Quantum-enhanced reinforcement learning for finite-episode games with discrete state spaces

TL;DR

This paper demonstrates how quantum annealing can be used to enhance reinforcement learning in finite-episode games with discrete states by embedding policy evaluation and value function approximation as QUBO problems on a D-Wave quantum processor.

Contribution

It introduces methods to embed Monte Carlo policy evaluation and value function approximation into quantum annealing hardware for reinforcement learning tasks.

Findings

Quantum-enhanced policy evaluation finds better or equivalent value functions.

Embedding RL problems as QUBO enables quantum hardware utilization.

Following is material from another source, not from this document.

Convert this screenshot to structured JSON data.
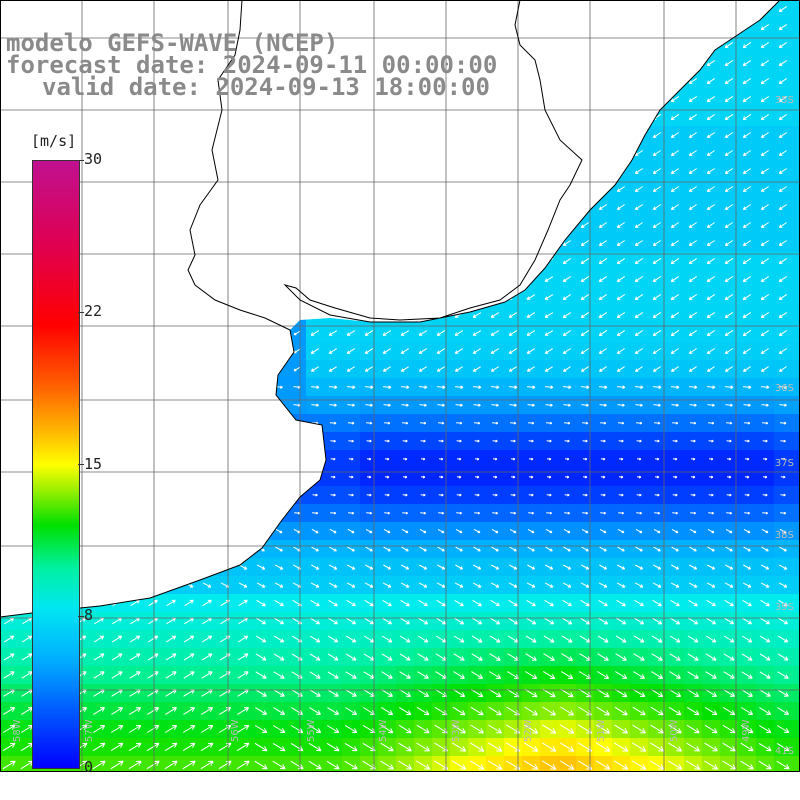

Quantum-classical algorithms improve efficiency in finite-episode games.

Abstract

Quantum annealing algorithms belong to the class of metaheuristic tools, applicable for solving binary optimization problems. Hardware implementations of quantum annealing, such as the quantum annealing machines produced by D-Wave Systems, have been subject to multiple analyses in research, with the aim of characterizing the technology's usefulness for optimization and sampling tasks. Here, we present a way to partially embed both Monte Carlo policy iteration for finding an optimal policy on random observations, as well as how to embed (n) sub-optimal state-value functions for approximating an improved state-value function given a policy for finite horizon games with discrete state spaces on a D-Wave 2000Q quantum processing unit (QPU). We explain how both problems can be expressed as a quadratic unconstrained binary optimization (QUBO) problem, and show that quantum-enhanced Monte Carlo policy evaluation allows for finding equivalent or better state-value functions for a given policy with the same number episodes compared to a purely classical Monte Carlo algorithm. Additionally, we describe a quantum-classical policy learning algorithm. Our first and foremost aim is to explain how to represent and solve parts of these problems with the help of the QPU, and not to prove supremacy over every existing classical policy evaluation algorithm.